Many people consider sleep a passive process -- probably because most the time we are motionless. Actually, sleep is an active brain process. There is no well defined “sleep” center in the brain like there is a visual center. Instead, various areas of the brainstem are responsible for producing sleep stages. In humans sleep can be studied by attaching recording electrodes to the scalp, over the chest, and over limb muscles. In other words by monitoring brain waves, heart rate, breathing, and muscle tone.
As we enter the first stages of sleep the EEG begins to slow along with our breathing and heart rate. This is termed Slow Wave Sleep (SWS). We progress through four stages of SWS (stages are judged by the amount of slow waves) several times a night. Although we may dream during these periods, the dreams are less vivid and well formed that during REM sleep. From SWS we can move into Rapid Eye Movement Sleep, or REM sleep. The name derives from the observation that during this phase of sleep the eyes move together in rapid random jerks as if the person were scanning a picture. Of note is that during REM periods, the nerves from our spinal cord to our arms and legs are actively suppressed so that it’s as if we are paralyzed. (The nerves to the muscles controlling breathing and swallowing are not affected). Watch a dog sleep and you can see REM periods – you see the eyes move under the lids and, if you watch closely, you may even see the paws twitch. It’s appealing to think the dog is dreaming of chasing the neighborhood cat. It is during the REM periods that we have our most vivid dreams. As we sleep through the night, the periods of REM become more frequent at the expense of SWS. We periodically awaken during the night but normally return to SWS.
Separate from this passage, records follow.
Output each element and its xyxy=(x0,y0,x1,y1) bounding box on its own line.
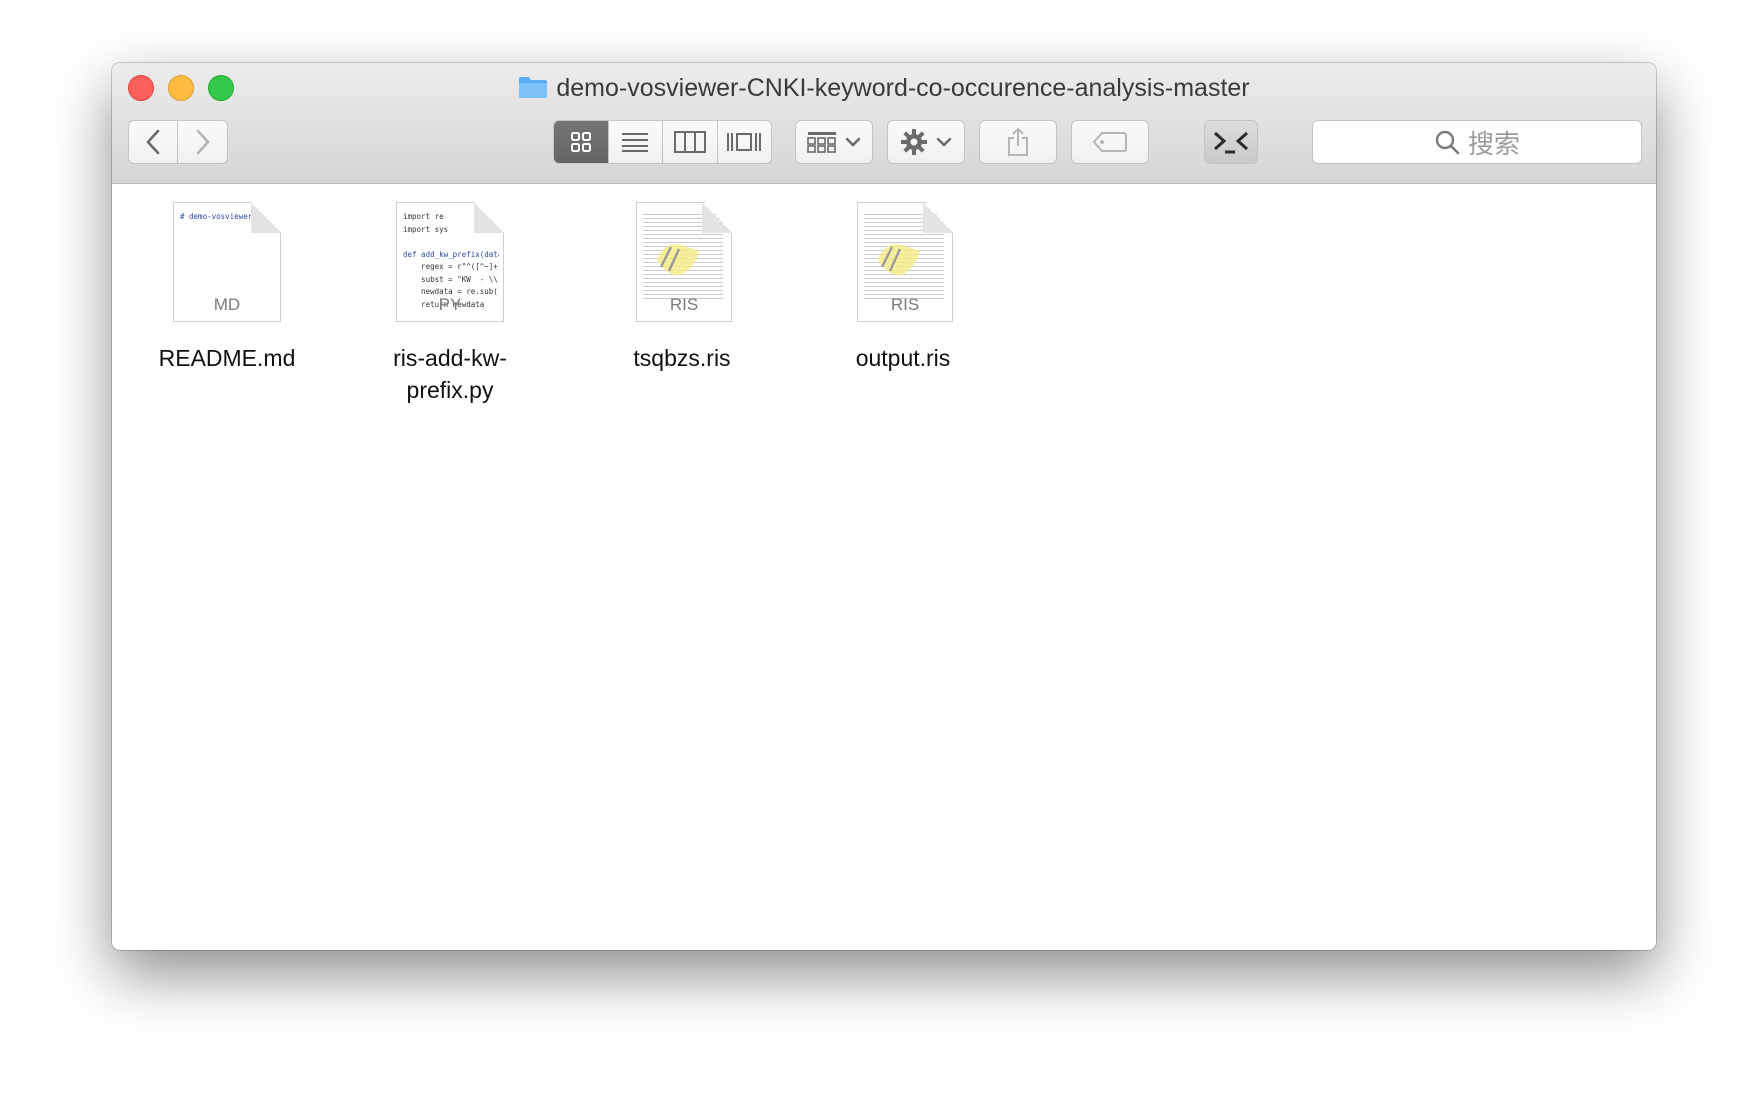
file-name: README.md xyxy=(158,345,296,371)
file-ext-label: MD xyxy=(213,295,241,314)
terminal-icon xyxy=(1214,131,1248,154)
share-icon xyxy=(1008,127,1028,156)
toolbar: demo-vosviewer-CNKI-keyword-co-occurence… xyxy=(112,63,1656,184)
action-button[interactable] xyxy=(887,120,965,164)
file-item-tsqbzs-ris[interactable]: RIS tsqbzs.ris xyxy=(582,202,782,374)
folder-icon xyxy=(519,77,548,99)
file-thumbnail: RIS xyxy=(620,202,744,326)
arrange-grid-icon xyxy=(807,132,836,153)
search-field[interactable]: 搜索 xyxy=(1312,120,1642,164)
file-thumbnail: import re import sys def add_kw_prefix(da… xyxy=(388,202,512,326)
share-button[interactable] xyxy=(979,120,1057,164)
file-ext-label: PY xyxy=(438,295,462,314)
file-thumbnail: RIS xyxy=(841,202,965,326)
file-name: ris-add-kw-prefix.py xyxy=(393,345,507,403)
file-name: tsqbzs.ris xyxy=(633,345,731,371)
cover-flow-icon xyxy=(727,133,762,151)
chevron-left-icon xyxy=(146,129,160,155)
list-view-button[interactable] xyxy=(607,121,662,163)
back-button[interactable] xyxy=(128,120,178,164)
icon-view-button[interactable] xyxy=(554,121,608,163)
tag-icon xyxy=(1092,132,1127,152)
file-ext-label: RIS xyxy=(890,295,920,314)
file-item-python-script[interactable]: import re import sys def add_kw_prefix(da… xyxy=(350,202,550,406)
window-title-text: demo-vosviewer-CNKI-keyword-co-occurence… xyxy=(556,74,1250,102)
file-item-readme[interactable]: # demo-vosviewer- MD README.md xyxy=(127,202,327,374)
icon-grid-icon xyxy=(570,132,591,152)
tag-button[interactable] xyxy=(1071,120,1149,164)
endnote-logo-icon xyxy=(878,244,920,276)
file-thumbnail: # demo-vosviewer- MD xyxy=(165,202,289,326)
cover-flow-view-button[interactable] xyxy=(716,121,771,163)
file-name: output.ris xyxy=(855,345,951,371)
chevron-right-icon xyxy=(196,129,209,155)
column-view-button[interactable] xyxy=(662,121,717,163)
window-title: demo-vosviewer-CNKI-keyword-co-occurence… xyxy=(112,71,1656,105)
gear-icon xyxy=(901,129,927,155)
file-item-output-ris[interactable]: RIS output.ris xyxy=(803,202,1003,374)
columns-icon xyxy=(673,131,706,153)
open-terminal-button[interactable] xyxy=(1204,120,1258,164)
list-icon xyxy=(622,133,649,152)
chevron-down-icon xyxy=(845,137,861,147)
chevron-down-icon xyxy=(936,137,952,147)
search-placeholder: 搜索 xyxy=(1467,128,1520,159)
search-icon xyxy=(1435,130,1460,155)
file-ext-label: RIS xyxy=(669,295,699,314)
finder-window: demo-vosviewer-CNKI-keyword-co-occurence… xyxy=(112,63,1656,950)
view-mode-selector xyxy=(553,120,772,164)
forward-button[interactable] xyxy=(178,120,228,164)
file-grid: # demo-vosviewer- MD README.md import re… xyxy=(112,184,1656,950)
arrange-button[interactable] xyxy=(795,120,873,164)
endnote-logo-icon xyxy=(657,244,699,276)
Various sleep disorders result when the normal sleep mechanisms malfunction. Narcolepsy is a chronic problem that causes excessive periods of daytime sleep in people who otherwise should be well rested. Cataplexy, on the other hand, is a disorder in which emotion triggers severe weakness of the limbs for a period of seconds - as if the centers that suppress muscles during REM sleep are inappropriately activated. Sleep walking may result from not suppressing leg muscles during REM sleep.
It’s not known for certain why we sleep. But it is known for certain that sleep is crucial to our well-being and may play a role in laying down long-term memory. On the other hand sleep deprivation is deleterious to health. Mild deprivation results fatigue-related problems such as work place errors. As deprivation increases so does the severity of side effect and in its most severe form can result in psychosis and seizures. Not everyone requires the same amount of sleep per day, but most of us need at least 6 hours.